This is my graduation thesis, feel free to poke around and tell me what an idiot I am.
It comes out of a project I slowly started working on a while ago: https://github.com/Swizec/Generative-poetry
Some recaps of general research in this field are on my blog:
- Towards a computational model of poetry generation: http://swizec.com/blog/science-wednesday-towards-a-computational-model-of-poetry-generation/swizec/3855
- Defining poetry: http://swizec.com/blog/science-wednesday-defining-poetry/swizec/4079
- Comparing automatic poetry generators: http://swizec.com/blog/comparing-automatic-poetry-generators/swizec/4207
- Natural Language Generation system architectures: http://swizec.com/blog/natural-language-generation-system-architectures/swizec/4535
To implement a system that, given a corpora of poetry, can learn how to write its own poetry on par so that a layman observer cannot distinguish a generated poem from one written by a poet.
Parameters to be learned:
- rhyming structure (phonetic match of last syllables in verse)

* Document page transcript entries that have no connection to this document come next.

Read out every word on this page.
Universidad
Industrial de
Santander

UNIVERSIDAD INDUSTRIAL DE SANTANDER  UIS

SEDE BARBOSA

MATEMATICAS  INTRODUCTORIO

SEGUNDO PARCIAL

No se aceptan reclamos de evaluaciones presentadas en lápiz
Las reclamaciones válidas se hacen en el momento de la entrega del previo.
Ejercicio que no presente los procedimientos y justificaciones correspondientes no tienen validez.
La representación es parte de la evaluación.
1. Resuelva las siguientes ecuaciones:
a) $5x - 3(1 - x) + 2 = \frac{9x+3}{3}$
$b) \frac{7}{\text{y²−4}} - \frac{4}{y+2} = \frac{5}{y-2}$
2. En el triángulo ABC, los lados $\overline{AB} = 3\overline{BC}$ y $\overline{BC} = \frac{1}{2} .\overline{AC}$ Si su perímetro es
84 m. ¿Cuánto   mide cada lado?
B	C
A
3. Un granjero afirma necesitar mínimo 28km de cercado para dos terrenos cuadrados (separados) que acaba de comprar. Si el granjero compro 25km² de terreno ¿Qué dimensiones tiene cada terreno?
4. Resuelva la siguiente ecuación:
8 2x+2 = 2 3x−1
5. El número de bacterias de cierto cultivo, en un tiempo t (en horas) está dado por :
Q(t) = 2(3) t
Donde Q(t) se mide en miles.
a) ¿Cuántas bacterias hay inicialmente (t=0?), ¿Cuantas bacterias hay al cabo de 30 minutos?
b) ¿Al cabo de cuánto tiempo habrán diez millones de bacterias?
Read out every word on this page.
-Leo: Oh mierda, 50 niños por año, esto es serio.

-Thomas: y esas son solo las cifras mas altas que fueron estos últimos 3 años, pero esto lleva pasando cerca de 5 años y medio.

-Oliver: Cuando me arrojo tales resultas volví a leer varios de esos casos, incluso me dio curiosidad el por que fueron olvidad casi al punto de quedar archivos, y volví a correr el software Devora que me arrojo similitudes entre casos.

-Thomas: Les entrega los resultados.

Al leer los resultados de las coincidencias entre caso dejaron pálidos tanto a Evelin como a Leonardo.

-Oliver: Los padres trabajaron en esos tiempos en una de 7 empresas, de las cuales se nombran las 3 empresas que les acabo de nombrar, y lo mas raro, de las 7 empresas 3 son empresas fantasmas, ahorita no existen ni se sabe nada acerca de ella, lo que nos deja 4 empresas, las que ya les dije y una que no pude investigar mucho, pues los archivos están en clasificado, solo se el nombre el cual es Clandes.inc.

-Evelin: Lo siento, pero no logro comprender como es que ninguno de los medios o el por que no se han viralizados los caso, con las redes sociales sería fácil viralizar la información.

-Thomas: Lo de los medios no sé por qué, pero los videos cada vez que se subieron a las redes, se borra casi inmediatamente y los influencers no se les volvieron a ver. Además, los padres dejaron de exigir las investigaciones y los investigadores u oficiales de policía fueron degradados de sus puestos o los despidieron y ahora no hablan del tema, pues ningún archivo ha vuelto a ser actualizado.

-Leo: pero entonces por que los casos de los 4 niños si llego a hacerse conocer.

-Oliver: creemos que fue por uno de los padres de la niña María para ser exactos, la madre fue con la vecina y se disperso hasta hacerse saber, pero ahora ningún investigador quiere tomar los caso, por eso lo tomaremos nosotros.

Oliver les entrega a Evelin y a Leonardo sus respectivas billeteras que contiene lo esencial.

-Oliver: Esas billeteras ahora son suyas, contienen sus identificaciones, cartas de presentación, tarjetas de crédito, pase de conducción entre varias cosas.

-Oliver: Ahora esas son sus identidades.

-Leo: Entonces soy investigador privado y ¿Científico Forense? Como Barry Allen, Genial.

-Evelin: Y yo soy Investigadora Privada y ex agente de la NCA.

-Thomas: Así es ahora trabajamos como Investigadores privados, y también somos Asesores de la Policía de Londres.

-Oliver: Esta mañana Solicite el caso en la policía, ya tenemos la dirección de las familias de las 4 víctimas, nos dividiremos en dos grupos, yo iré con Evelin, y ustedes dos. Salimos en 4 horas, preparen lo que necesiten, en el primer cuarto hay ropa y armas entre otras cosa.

- assonance structure (vowel repetition for internal rhyming)
- alliteration structure (consonant repetition)
- verse structure
- stanza structure
Most of this basically requires a way to syllabify text, which I believe can be achieved by finding a good substring cover of the corpora with strings adhering to the C*V+C* pattern.
Semantically the system needs to
- sentence structure - supposedly well achievable with lexicalized probabilistic context free grammars
- semantic structure (at least for internal consistency)
- sentiment (emotional infliction of the poems)
The above parameters of a poem should be constructed into some sort of DNA from which poems can then be generated. It is important to achieve
- correct rhyming/assonance/alliteration or combination of these
- consistent use of rhythm
- appropriate division into verses and stanzas
- correct sentence structure
- internal semantic consistency
It shouldn't be too difficult to measure correctness in terms of proper rhyming etc. as long as we stick to strict poetic structures.
But this looks like an arduous manual process, so a better solution needs to be found.